So much unhappiness wafting from the House of Dimon these days! As you all know, the fall of Bear didn't just result in Jimmy Cayne finding it necessary to economize with a switch to crack-laced joints. It also meant a whole lot of lucky Bear guys-- the ones who didn't get fired-- taking their off shoes, unbuckling their belts and putting their feet up on the desk at the House of Dimon. The legacy JPM-ers tolerated the new additions at first, thinking it wouldn't be long before the BSC-ers got the boot. Unfortunately, things didn't exactly turn out that way! Specifically they're talking about wanting to take Jeff Urwin, former Bear co-head of investment banking and current Head of Investment Banking Coverage in the Americas at JPM, out in a body bag. Since the guy who could conceivably sign off on that, Doug Braunstein, is not taking calls at the moment, we've been asked to put out the word, on the off chance he's blowing off steam on DB.

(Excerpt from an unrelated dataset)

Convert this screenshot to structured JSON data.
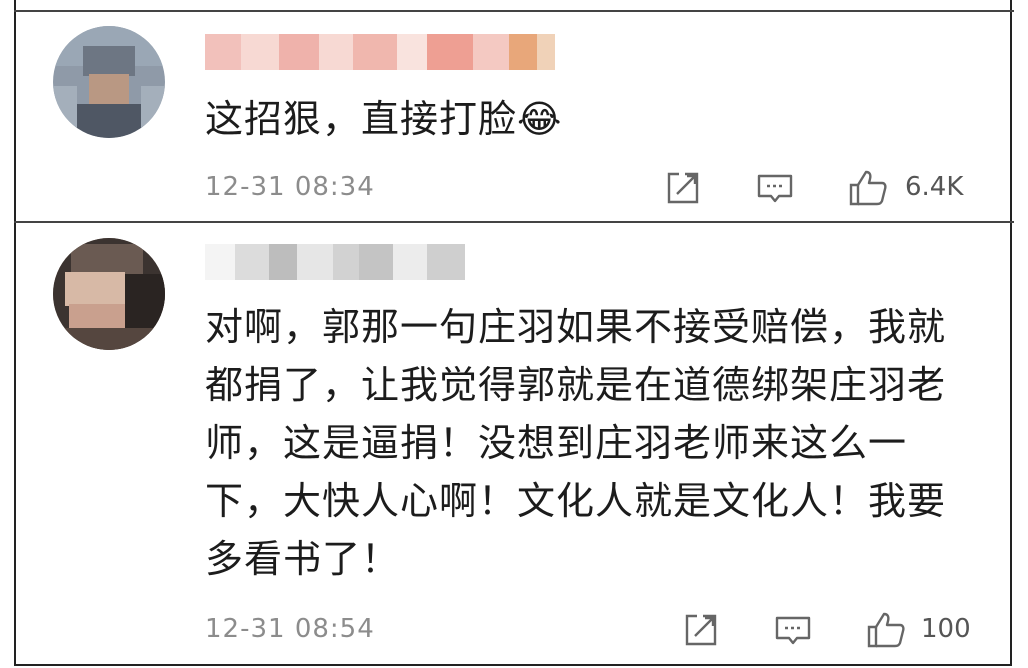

Bankers at JPM are seriously disgruntled. We've endured Jeff Urwin for over a year now, but no one expected him to last this long. He's created an enormous amount of bureaucracy - everything from making bankers track the hours of their day like lawyers to disciplining bankers who don't have more than 250 clicks on certain internal websites. Creating all of these bullshit systems and internal bureaucracy just allow him to justify his existence. To add insult to injury, Big Brother hasn't seen clients in over a decade and wouldn't know how to sell a life vest to a drowning man. Senior bankers, including myself, are fed up, but Doug Braunstein seems to be oblivious. We've been asked to cut costs in every way possible, but I see this big piece of fat called Jeff Urwin that could certainly be cut.
Without having performed out standard on-site diligence to observe Urwin in the zone, we're going to put out an early suggestion that he'd probably score mucho brownie points with the team by doing something as simple as bringing back lucite plaqutes.